Orr D P, Myerowitz R L, Dubois P J
Cancer. 1978 May;41(5):2028-39. doi: 10.1002/1097-0142(197805)41:5<2028::aid-cncr2820410551>3.0.co;2-#.
The autopsy findings and antemortem radiographic abnormalities were correlated in 20 patients with invasive pulmonary aspergillosis to define typical radiographic patterns, their progression and anatomic basis. Sixteen (80%) patients had radiographic abnormalities due to aspergillosis. Fifty-nine percent of the specific radiographic abnormalities seen in these patients were caused by anatomic lesions of asperigillosis and 67% of such anatomic lesions were radiographically definable. The most common initial radiographic pattern was a patchy density (single or multifocal) or a well defined nodule. The densities remained stable in half the patients but progressed, over several weeks to either diffuse consolidation or cavitation in the others. Most anatomic lesions were categorized as either nodular ("target") lesions (1-3 cm in diameter) or hemorrhagic infarctions (5-10 cm in diameter), both due to vascular invasion causing thrombosis and ischemic necrosis. Unlike pulmonary candidiasis, which is usually radiographically undetectable, invasive pulmonary asperigillosis frequently caused radiographically visible lesions.
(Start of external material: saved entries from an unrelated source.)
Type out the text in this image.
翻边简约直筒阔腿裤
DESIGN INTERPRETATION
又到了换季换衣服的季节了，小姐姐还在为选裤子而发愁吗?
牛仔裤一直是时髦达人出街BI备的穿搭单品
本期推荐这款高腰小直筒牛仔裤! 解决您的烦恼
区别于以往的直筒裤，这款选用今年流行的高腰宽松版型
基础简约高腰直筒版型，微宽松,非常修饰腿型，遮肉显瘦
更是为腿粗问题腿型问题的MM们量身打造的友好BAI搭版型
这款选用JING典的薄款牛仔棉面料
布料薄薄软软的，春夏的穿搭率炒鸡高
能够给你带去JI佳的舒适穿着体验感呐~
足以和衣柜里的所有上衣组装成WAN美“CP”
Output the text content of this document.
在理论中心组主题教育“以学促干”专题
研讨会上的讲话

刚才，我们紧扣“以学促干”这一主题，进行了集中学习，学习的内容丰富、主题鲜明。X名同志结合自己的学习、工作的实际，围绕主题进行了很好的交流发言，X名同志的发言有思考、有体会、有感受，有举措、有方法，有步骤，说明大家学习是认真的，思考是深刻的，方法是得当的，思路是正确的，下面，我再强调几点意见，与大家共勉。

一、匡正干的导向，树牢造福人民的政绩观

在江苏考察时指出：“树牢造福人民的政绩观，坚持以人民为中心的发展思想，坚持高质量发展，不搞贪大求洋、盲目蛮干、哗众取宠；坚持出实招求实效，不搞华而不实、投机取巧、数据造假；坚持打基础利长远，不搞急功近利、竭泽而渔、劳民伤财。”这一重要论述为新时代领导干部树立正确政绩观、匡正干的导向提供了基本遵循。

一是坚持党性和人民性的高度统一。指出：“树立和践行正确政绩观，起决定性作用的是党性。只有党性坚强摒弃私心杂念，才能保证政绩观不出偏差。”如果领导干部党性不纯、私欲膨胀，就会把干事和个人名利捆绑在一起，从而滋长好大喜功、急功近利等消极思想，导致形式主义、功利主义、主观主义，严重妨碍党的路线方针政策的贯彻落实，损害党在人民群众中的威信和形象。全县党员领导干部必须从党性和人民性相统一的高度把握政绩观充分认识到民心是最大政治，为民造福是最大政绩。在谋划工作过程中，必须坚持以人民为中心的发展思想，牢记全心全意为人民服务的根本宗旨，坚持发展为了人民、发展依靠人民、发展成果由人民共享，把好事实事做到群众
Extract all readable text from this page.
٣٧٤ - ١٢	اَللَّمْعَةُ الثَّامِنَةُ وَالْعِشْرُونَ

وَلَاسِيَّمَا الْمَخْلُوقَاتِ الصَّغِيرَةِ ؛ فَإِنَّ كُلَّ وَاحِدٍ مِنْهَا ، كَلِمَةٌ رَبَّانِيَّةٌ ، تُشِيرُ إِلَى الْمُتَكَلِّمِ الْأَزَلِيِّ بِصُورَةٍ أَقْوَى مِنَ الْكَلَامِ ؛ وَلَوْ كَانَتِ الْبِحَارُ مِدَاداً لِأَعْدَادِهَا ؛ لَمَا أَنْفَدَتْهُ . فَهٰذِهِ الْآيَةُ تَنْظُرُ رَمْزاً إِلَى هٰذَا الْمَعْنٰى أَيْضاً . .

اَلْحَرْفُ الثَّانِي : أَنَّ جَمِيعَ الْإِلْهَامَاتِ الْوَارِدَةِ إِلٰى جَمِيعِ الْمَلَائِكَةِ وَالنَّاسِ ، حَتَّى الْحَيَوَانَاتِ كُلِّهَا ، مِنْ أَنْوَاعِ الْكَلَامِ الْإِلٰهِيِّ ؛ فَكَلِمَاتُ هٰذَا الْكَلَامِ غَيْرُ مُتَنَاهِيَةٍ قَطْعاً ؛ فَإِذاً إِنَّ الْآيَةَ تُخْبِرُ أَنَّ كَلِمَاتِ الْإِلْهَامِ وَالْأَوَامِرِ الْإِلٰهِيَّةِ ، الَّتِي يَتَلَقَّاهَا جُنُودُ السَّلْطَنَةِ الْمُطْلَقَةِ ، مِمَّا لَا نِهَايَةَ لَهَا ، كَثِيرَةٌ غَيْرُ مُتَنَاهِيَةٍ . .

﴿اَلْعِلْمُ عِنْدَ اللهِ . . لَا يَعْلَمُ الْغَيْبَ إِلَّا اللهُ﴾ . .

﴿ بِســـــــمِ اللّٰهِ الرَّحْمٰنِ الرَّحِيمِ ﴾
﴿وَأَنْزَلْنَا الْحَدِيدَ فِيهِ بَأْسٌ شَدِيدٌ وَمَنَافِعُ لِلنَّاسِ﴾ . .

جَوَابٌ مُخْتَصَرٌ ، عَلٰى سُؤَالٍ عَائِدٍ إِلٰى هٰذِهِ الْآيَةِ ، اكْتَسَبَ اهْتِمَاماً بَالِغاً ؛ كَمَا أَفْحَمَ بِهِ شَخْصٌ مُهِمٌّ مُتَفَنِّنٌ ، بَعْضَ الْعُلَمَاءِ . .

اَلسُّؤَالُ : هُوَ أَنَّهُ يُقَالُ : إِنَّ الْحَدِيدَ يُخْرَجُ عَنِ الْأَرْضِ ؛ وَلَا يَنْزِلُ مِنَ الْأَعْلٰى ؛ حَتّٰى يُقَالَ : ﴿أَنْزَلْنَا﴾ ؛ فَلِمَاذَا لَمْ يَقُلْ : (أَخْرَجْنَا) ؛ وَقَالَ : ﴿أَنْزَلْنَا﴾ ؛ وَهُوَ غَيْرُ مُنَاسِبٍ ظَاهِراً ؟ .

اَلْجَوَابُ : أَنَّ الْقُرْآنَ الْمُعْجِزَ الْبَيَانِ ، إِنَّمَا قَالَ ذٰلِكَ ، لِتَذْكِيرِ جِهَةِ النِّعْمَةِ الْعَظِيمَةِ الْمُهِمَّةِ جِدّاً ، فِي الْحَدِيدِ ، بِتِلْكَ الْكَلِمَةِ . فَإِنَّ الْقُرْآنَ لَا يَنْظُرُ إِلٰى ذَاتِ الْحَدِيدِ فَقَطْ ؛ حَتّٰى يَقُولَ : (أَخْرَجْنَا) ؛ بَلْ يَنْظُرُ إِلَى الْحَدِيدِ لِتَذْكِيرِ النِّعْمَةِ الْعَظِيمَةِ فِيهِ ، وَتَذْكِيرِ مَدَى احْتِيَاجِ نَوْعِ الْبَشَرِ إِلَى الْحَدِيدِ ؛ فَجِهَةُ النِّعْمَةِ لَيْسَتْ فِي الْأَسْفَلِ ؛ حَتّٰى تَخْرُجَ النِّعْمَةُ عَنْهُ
对20例侵袭性肺曲霉病患者的尸检结果与生前影像学异常进行了相关性分析,以确定典型的影像学表现、其进展情况及解剖学基础。16例(80%)患者存在曲霉病导致的影像学异常。这些患者中59%的特定影像学异常由曲霉病的解剖学病变引起,且67%的此类解剖学病变在影像学上可明确界定。最常见的初始影像学表现为斑片状密度影(单发或多发)或边界清晰的结节。半数患者的密度影保持稳定,但其他患者在数周内进展为弥漫性实变或空洞形成。大多数解剖学病变被归类为结节状(“靶”)病变(直径1 - 3厘米)或出血性梗死(直径5 - 10厘米),均由血管侵袭导致血栓形成和缺血性坏死引起。与通常在影像学上无法检测到的肺念珠菌病不同,侵袭性肺曲霉病常导致影像学上可见的病变。